False Positive or Noise? Smart security teams still get this wrong

After 20 years in infosec, I've seen even excellent security professionals make the same fundamental mistake over and over again—misreporting findings as false positives. Now, I've encountered my fair share of errors in reports from security tools, including some pretty egregious false positives. But I've also seen a lot of very skilled, very smart people fundamentally misunderstand what a false positive actually is, and end up reporting or complaining of "false positives" (FPs) inappropriately. Actually, this is true for false negatives as well, but that's another article.

False Positive (FP) means a factual assertion that isn't true. It does not mean "something that's annoying or useless or not important" – that's noise. It does not mean "something that ends up posing too little risk for us to act on", that's just an acceptable risk.

Consider a straightforward example: you run an SCA tool on your Python repository, and it says "you have foobar@1.2.0 and it has CVE-20xx-1234".

• You don't actually depend on foobar@1.2.0? False Positive
• foobar@1.2.0 doesn't actually have that CVE associated with it? False Positive
• The way you use foobar@1.2.0 means it's impossible to exercise the CVE? Not an FP! – it's noise (information that's not useful to you), but it's a True Positive for the test.

Now, if the tool is saying "you are vulnerable to CVE-20xx-124 because...", and you are not in fact vulnerable, that's a False Positive.

The key to understanding the difference is understanding what our tools are actually testing, and therefore what claim they're actually making when they generate a finding.

It's about the scope of the test

Whether something is an FP has everything to do with what question does the test answer?

For example, SAST scans attempt to answer "does this code, as written, have a security weakness?" If the test says it does, and it does – that's a true positive! And it remains a true positive even if you find the risk acceptable, have compensating controls that drive it to zero, or are using that code in a way that the weakness isn't exploitable.

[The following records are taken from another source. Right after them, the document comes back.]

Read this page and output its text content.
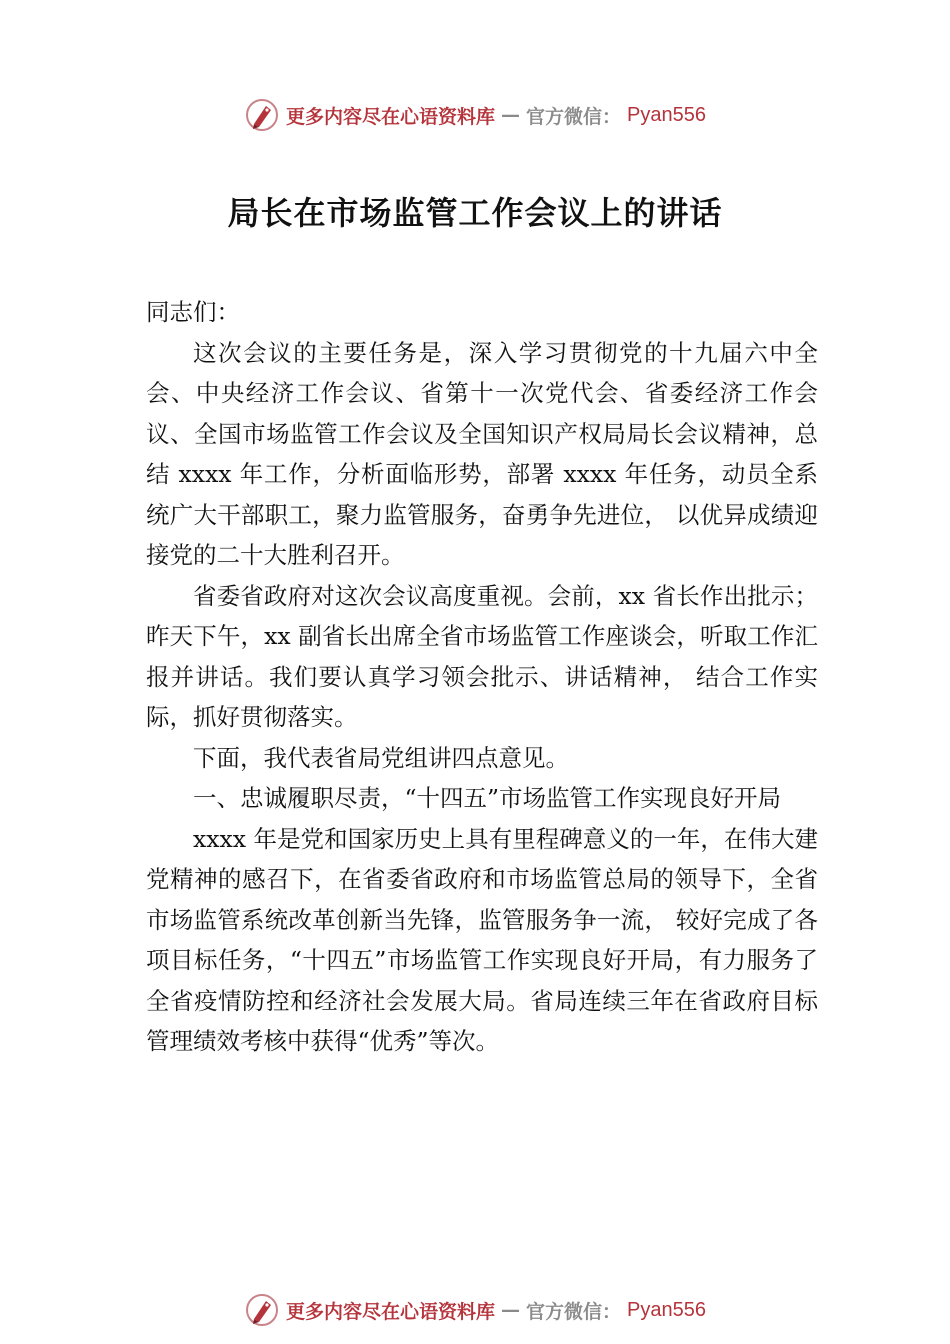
更多内容尽在心语资料库 — 官方微信： Pyan556
局长在市场监管工作会议上的讲话

同志们：

这次会议的主要任务是，深入学习贯彻党的十九届六中全会、中央经济工作会议、省第十一次党代会、省委经济工作会议、全国市场监管工作会议及全国知识产权局局长会议精神，总结 xxxx 年工作，分析面临形势，部署 xxxx 年任务，动员全系统广大干部职工，聚力监管服务，奋勇争先进位， 以优异成绩迎接党的二十大胜利召开。

省委省政府对这次会议高度重视。会前，xx 省长作出批示；昨天下午，xx 副省长出席全省市场监管工作座谈会，听取工作汇报并讲话。我们要认真学习领会批示、讲话精神， 结合工作实际，抓好贯彻落实。

下面，我代表省局党组讲四点意见。

一、忠诚履职尽责，“十四五”市场监管工作实现良好开局

xxxx 年是党和国家历史上具有里程碑意义的一年，在伟大建党精神的感召下，在省委省政府和市场监管总局的领导下，全省市场监管系统改革创新当先锋，监管服务争一流， 较好完成了各项目标任务，“十四五”市场监管工作实现良好开局，有力服务了全省疫情防控和经济社会发展大局。省局连续三年在省政府目标管理绩效考核中获得“优秀”等次。

更多内容尽在心语资料库 — 官方微信： Pyan556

If a SAST scan says "you have a CSRF weakness", but your code actually sets and checks a properly implemented anti-CSRF token, then that's an FP—the scan is making a factually false claim about a weakness in your code. But what if your production deployment is adding these tokens via an application server or proxy? The finding is still a true positive; you just have a compensating control that means you don't need to act on it. The finding can be considered noise—not relevant to your environment or security program—but not FP.

It's important not to lose track of the purpose of reviewing findings in the first place: you're trying to eliminate noise. Actual FPs are always noise; because they're false assertions, they waste your time. But once you've eliminated FPs from your result set, what remains must still be sorted into signal and noise. And many of the criteria you will use for that will be subjective, or at least context-dependent.

Noise reduction is on you

It's great when vendors put good work into helping their products be less noisy. When, for example, an SCA tool examines whether you're using a vulnerable dependency in a safe way and categorizes the safe usage instances as noise.

But there is no vendor that can completely solve this problem for you. What's noise depends on applying your deep knowledge and expertise to your organization's threat model and risk tolerance. Individual tools with noise-reduction features are helping you automate some decision-making here; as are things like ASPMs that have high-quality correlation systems (which, sadly, a lot of ASPMs lack). But ultimately, it's up to you to build systems and processes that effectively evaluate reported flaws to find which ones need to be acted on and which ones are noise for your organization.

And yes, that system should also have a pathway for you to identify FPs, because while not all noise is an FP, all FPs are noise.

So the next time you look at a finding and think "argh, this is another FP!", take a second to check yourself—is it actually a false positive, or is it a true positive that's just noise for your organization? Don't label valid findings as "FP" when they're just noise for you.